Wednesday, June 21, 2017

Stumbling Through the Book of Revelation 1:11

    This phrase isn’t supposed to be here. There are a lot of ancient pieces of the Bible floating around. They give them all names: the Alexandrian copy, the Vulgate, the Syriac, the Ethiopic, the Complutensian and some others. Unfortunately, we don’t have the actual piece of parchment that John or Paul wrote on for their contributions to the Bible, so all the various translators have had to rely on these pieces of copies that are scattered about. The phrase “I am Alpha and Omega, the first and the last: and” is not in any of the above mentioned manuscripts. I looked at 26 Bible translations. 4 of them were various King James Bibles. Two others (Jubilee Bible 2000 and Young’s Literal Translation) had this phrase. The other 20 did not.
    This might be a good place to argue about the accuracy and dependability of today’s Bibles. I have read more than one article arguing that the King James Version is the only God Ordained English translation and all others are Satan’s tools to deceive us. I have heard several people argue that the original words written by the prophets were probably inspired but you can’t rely on any translation available today, so why even bother?
    I’ll tell you why: God went to an awful lot of trouble to make His Word available. There had to be a reason. Do you really think He wouldn’t watch over it through the centuries?
Matthew 24:35 -  Heaven and earth shall pass away, but my words shall not pass away.
    If you are searching for God, read the Bible. Any Bible you can get. God will meet you where you are, if you diligently and sincerely seek Him. Jeremiah 29:13 - You will seek me and find me, when you seek me with all your heart. This would also include a lot of praying. Praying and reading God’s Word is how you seek God.
    Without the help of the Holy Spirit, you could read the original scrolls and tablets and still not make any sense out of it. With the Holy Spirit, God can reach you even if you are tending sheep in the wilderness with nothing to read at all.
    After you submit your life to God, you are going to want to obey the voice of God. What I find amazing are the number of people, and even random thoughts, that will claim to be the voice of God as soon as you make that commitment. A constant and thorough study of God’s Word, using every resource at your disposal, will reduce the chances that you could be fooled into letting all these voices confuse you. A thorough study of God’s Word also allows you to come across all these little treasures of information, and start figuring out that what you had always been told about the Bible, isn’t necessarily what the Bible actually says.  

    In my last post, I brought up the possibility that John was having more than visions. That he could have been physically taken into another realm where he could actually be there at the second coming of Christ. Right here I start to have a problem with that idea because John is told to write what he sees in a book. That would actually be a scroll, and the language used in the Greek right here would indicate that he was told to write it right now. Not later when he gets back to the cave. Scrolls are kind of awkward. Trying to picture anybody attempting to write into a scroll on the fly like that is kind of difficult. It’s a lot easier to imagine an old man at a desk of some sort, with glorious visions from God passing before his eyes while he does his best to describe those visions on the scroll on his desk. Then again, I’ve never written in a scroll...so what do I know. I honestly don’t know which is the right way to look at this.

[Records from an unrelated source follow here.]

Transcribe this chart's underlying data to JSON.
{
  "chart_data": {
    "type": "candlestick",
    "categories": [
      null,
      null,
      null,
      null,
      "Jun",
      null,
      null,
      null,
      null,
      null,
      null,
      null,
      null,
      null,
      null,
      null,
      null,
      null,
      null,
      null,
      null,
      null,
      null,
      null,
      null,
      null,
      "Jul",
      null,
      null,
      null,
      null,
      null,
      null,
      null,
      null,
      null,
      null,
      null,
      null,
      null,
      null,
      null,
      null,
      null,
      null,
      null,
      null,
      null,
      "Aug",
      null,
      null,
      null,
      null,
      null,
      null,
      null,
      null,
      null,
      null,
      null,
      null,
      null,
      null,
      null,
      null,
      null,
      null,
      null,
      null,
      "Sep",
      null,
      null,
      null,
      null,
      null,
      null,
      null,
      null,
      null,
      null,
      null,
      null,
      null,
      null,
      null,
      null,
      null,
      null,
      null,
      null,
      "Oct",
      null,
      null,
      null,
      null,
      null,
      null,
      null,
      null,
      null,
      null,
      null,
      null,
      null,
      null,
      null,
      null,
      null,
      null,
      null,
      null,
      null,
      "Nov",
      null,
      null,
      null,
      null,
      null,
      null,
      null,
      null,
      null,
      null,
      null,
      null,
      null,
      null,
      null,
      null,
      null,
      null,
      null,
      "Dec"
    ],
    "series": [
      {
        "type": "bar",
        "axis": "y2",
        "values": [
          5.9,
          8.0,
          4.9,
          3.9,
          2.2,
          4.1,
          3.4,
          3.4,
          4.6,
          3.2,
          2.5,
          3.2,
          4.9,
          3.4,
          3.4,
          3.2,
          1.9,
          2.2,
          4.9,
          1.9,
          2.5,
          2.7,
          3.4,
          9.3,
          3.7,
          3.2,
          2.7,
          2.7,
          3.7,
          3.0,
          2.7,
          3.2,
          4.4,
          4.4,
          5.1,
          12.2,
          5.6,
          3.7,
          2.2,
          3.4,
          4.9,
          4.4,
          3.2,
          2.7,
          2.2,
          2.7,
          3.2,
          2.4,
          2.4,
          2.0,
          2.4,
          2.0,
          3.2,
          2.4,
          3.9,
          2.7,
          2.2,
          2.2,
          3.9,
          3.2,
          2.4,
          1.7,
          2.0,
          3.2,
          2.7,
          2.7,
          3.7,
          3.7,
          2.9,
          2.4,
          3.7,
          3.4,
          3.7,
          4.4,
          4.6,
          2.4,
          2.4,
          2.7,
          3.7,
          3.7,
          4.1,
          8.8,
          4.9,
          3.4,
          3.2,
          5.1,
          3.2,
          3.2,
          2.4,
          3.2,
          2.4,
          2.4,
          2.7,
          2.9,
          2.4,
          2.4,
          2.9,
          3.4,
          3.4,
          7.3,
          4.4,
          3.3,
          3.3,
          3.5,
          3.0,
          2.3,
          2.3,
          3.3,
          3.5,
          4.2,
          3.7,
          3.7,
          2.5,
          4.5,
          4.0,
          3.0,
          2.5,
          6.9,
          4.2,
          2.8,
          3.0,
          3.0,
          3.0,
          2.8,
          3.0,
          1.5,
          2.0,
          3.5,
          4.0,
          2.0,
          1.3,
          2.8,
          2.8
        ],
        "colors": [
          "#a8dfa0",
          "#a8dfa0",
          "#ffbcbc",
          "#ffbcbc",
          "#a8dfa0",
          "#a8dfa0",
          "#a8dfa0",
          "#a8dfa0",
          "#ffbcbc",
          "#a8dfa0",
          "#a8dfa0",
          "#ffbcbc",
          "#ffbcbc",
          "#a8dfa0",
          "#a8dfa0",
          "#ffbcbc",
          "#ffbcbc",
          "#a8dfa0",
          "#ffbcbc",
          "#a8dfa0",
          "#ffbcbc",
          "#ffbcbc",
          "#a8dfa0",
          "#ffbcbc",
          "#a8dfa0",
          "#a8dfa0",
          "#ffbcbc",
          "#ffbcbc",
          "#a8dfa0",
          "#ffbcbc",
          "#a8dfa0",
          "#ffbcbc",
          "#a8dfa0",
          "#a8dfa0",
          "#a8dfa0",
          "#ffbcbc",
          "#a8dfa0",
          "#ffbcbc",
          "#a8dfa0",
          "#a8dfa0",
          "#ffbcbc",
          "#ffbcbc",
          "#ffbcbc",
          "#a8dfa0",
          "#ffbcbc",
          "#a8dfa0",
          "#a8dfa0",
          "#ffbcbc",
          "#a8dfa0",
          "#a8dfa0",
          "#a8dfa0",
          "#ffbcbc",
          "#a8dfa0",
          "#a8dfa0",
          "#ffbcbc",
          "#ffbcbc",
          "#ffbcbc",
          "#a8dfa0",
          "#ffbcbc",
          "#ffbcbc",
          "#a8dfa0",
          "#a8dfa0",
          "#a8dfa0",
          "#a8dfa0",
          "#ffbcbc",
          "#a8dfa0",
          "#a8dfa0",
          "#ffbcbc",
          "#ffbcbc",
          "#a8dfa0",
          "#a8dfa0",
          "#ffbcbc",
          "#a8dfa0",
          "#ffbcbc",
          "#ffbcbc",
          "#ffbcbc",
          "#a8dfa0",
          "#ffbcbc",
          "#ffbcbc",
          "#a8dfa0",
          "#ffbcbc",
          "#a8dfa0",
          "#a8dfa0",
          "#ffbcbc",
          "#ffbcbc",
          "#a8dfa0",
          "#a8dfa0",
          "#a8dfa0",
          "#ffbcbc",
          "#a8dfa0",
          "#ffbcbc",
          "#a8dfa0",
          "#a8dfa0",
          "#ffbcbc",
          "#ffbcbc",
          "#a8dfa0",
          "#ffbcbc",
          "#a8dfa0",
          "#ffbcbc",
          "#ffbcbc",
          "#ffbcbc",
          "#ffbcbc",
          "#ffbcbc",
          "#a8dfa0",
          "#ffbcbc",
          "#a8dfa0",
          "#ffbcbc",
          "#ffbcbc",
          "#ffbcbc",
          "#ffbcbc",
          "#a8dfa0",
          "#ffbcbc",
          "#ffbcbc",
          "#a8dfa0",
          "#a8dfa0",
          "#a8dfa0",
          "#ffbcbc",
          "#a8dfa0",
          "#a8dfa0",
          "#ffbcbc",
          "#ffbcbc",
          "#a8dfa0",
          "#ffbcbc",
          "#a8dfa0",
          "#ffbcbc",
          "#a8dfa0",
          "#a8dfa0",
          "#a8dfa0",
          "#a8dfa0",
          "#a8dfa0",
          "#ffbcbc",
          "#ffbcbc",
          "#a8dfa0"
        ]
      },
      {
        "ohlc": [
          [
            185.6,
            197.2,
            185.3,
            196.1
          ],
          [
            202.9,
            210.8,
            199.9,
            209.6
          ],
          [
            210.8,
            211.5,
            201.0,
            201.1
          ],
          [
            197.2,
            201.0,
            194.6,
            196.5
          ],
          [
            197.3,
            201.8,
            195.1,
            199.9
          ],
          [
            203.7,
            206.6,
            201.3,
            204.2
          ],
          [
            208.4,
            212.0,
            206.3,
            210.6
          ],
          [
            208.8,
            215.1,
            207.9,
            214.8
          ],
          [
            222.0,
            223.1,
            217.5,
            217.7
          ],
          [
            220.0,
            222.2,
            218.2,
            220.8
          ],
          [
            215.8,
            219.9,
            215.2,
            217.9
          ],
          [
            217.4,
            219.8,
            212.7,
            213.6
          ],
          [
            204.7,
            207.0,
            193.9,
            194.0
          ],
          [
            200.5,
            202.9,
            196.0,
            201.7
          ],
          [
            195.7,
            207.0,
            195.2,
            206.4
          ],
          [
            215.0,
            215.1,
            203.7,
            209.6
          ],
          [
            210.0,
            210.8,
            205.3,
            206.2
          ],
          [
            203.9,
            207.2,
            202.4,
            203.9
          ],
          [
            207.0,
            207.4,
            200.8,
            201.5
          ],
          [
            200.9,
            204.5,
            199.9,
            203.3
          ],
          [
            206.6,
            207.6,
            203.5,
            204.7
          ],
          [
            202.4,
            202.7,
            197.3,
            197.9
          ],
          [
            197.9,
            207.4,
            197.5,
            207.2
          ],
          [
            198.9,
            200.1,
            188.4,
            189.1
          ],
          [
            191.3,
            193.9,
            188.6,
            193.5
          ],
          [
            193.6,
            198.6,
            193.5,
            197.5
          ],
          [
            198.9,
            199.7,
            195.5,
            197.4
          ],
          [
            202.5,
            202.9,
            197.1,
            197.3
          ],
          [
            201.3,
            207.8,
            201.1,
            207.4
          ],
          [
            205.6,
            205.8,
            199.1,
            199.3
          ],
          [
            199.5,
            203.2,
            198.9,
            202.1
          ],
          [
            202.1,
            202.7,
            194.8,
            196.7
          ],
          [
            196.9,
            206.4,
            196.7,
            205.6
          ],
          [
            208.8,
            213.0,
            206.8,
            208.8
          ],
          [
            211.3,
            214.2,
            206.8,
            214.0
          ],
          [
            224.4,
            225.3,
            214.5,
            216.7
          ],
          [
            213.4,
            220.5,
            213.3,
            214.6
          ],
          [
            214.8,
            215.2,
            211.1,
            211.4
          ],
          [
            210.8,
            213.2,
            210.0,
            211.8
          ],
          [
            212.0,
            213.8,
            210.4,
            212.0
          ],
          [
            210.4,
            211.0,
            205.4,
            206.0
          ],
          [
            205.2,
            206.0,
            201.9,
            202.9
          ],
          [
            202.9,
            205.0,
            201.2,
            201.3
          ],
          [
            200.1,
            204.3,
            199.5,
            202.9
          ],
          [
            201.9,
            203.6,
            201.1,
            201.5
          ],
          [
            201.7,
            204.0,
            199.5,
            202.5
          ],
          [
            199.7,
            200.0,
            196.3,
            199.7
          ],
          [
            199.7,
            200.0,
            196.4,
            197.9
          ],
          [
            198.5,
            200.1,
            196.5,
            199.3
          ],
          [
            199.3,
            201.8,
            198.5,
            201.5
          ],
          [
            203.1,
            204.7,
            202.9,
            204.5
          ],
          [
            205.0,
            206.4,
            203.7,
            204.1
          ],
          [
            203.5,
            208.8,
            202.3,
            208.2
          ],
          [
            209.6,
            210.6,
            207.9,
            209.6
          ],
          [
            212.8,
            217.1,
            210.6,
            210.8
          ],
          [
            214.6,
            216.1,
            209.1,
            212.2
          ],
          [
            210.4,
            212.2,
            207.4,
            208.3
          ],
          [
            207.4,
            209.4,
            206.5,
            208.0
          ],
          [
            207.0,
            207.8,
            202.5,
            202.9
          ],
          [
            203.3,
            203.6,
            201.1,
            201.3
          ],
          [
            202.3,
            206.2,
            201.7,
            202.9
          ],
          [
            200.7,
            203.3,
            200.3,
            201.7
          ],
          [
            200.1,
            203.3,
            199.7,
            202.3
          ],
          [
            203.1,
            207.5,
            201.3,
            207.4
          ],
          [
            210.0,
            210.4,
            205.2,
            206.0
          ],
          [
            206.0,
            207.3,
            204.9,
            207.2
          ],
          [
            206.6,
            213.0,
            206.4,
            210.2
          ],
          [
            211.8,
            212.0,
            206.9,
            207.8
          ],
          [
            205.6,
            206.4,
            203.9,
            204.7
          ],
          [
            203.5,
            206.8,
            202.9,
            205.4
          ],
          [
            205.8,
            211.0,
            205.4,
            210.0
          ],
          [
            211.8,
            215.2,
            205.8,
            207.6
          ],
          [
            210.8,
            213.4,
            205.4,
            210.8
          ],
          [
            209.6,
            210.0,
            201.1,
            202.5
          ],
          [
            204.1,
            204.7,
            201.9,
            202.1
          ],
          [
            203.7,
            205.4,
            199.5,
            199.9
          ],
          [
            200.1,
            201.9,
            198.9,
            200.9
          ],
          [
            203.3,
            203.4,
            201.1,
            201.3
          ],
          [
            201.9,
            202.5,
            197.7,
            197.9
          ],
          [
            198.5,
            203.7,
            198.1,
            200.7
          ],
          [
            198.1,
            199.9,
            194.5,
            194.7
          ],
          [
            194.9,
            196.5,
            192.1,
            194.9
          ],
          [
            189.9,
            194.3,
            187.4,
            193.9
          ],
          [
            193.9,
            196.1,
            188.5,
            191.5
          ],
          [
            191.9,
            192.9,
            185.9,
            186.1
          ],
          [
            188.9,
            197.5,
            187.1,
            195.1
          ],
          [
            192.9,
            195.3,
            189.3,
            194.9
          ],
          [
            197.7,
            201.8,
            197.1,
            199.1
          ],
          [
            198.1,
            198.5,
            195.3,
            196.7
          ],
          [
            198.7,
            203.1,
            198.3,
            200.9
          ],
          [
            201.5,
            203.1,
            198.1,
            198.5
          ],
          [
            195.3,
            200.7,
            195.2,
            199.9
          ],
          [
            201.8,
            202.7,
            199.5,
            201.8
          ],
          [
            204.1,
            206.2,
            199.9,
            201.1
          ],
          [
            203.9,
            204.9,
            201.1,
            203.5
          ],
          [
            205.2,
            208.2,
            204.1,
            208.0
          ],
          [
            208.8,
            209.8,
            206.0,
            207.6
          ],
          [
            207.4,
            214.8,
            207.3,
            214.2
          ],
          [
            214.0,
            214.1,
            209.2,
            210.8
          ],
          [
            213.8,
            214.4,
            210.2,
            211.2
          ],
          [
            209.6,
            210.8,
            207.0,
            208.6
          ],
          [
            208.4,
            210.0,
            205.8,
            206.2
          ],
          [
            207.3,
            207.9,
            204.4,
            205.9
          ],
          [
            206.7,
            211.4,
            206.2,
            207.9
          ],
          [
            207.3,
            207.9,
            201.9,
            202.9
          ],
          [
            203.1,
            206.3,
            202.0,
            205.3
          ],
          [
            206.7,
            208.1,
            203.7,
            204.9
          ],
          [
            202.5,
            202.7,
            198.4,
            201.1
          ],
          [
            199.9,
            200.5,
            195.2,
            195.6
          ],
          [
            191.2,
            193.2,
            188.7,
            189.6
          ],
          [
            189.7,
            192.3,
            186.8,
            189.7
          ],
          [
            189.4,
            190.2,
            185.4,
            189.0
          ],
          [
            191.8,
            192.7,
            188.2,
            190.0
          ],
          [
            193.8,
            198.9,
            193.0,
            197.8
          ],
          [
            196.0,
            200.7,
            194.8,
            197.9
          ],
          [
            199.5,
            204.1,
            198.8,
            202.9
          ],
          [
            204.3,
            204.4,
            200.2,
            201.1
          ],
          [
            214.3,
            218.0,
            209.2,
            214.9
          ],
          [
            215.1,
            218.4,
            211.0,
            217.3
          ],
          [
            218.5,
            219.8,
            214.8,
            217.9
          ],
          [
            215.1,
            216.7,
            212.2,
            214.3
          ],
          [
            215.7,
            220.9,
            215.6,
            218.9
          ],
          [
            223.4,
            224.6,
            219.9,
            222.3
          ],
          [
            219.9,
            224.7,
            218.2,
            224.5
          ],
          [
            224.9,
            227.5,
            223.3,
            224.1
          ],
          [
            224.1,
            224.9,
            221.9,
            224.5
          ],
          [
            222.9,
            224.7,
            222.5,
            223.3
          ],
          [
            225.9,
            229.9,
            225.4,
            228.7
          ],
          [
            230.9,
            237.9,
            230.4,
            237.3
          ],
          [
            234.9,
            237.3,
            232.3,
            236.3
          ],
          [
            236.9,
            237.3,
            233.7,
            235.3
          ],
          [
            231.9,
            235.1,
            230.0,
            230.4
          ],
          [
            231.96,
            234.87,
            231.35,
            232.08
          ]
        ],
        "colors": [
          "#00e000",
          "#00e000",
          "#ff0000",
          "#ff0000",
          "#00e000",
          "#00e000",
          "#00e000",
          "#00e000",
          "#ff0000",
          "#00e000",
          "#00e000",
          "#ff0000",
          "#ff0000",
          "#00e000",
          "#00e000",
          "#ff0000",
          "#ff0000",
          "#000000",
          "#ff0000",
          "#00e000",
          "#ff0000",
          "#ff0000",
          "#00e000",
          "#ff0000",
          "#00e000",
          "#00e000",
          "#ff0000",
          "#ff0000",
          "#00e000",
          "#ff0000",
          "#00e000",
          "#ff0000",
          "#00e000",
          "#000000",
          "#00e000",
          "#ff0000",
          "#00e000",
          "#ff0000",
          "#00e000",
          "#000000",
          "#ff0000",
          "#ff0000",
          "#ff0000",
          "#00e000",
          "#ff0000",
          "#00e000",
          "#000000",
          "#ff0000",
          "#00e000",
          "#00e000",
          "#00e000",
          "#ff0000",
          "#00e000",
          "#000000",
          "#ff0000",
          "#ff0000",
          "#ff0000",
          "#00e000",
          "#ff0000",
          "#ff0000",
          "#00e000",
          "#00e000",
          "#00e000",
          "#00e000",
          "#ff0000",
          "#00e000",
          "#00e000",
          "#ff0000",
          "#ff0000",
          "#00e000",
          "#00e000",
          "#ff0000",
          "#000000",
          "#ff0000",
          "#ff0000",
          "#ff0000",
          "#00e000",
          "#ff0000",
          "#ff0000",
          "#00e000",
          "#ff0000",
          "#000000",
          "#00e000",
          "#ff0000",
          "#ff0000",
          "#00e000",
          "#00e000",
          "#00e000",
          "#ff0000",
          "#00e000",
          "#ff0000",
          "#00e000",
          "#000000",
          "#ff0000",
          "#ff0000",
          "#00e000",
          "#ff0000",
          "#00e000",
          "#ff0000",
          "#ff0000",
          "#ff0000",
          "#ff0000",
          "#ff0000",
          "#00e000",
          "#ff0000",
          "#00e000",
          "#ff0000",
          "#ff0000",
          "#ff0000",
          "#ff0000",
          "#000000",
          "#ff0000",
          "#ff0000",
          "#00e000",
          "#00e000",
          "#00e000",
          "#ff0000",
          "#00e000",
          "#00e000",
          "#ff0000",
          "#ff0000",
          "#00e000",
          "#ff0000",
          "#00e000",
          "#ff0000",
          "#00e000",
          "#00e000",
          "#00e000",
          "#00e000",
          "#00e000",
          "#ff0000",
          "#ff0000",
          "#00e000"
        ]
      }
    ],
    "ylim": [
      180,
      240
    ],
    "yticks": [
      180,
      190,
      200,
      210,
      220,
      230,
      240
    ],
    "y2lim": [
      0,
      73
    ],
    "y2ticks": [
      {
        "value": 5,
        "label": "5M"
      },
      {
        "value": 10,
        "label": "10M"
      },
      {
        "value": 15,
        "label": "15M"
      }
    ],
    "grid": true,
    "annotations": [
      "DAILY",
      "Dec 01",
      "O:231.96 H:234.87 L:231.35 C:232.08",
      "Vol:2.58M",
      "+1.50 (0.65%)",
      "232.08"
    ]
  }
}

    “Which are in Asia” is another phrase that was added somewhere along the line by helpful scholars who didn’t think we could find these churches if they didn’t tell us what district they were in.
    That backfired, didn’t it? You could go blind trying to find any of these churches in Asia, and it wouldn’t be your fault. They moved Asia!

    Well, you know where Asia is. This ain’t it, and the phrase “which are in Asia” isn’t in the oldest manuscripts, so let’s just forget we ever saw it.
   
SevenChurches.jpeg
    By the time this book was written, there were churches all through the Mediterranean. John knew full well these letters were going far beyond these seven churches. He had already labeled this work as prophecy back in the third verse. So why did Jesus name these seven churches, in this order? Oh, let me count the speculations…
    Any ship headed East from Patmos is going to land in Ephesus. The churches listed would have been visited in the order they are listed if you took the logical route. It’s about 260 miles all the way around from Ephesus to Laodicea. These seven churches could have formed a little network where they regularly shared information and resources. Please allow six to eight weeks for delivery.
    There are those that want to point out these were real churches with real issues that Jesus wanted to address. I have read that every church contends with each of these same issues to varying degrees. Some have preached that these issues are not just issues in the church. People live with these very issues to some extent or another on a  personally level.
I have also read where these churches, in this order, represent a sort of panorama of church history. Some other commentators take great issue with this idea, which to my way of thinking lends a certain credence to the idea. Nothing draws more intense opposition than the truth.
I believe all of the above. Why not? Churches are made up of people. Any instruction that would be good on an individual level would be just as good on a corporate level. As for the history of the church, history is full of critical lessons. Lessons we , as humans, too often refuse to learn.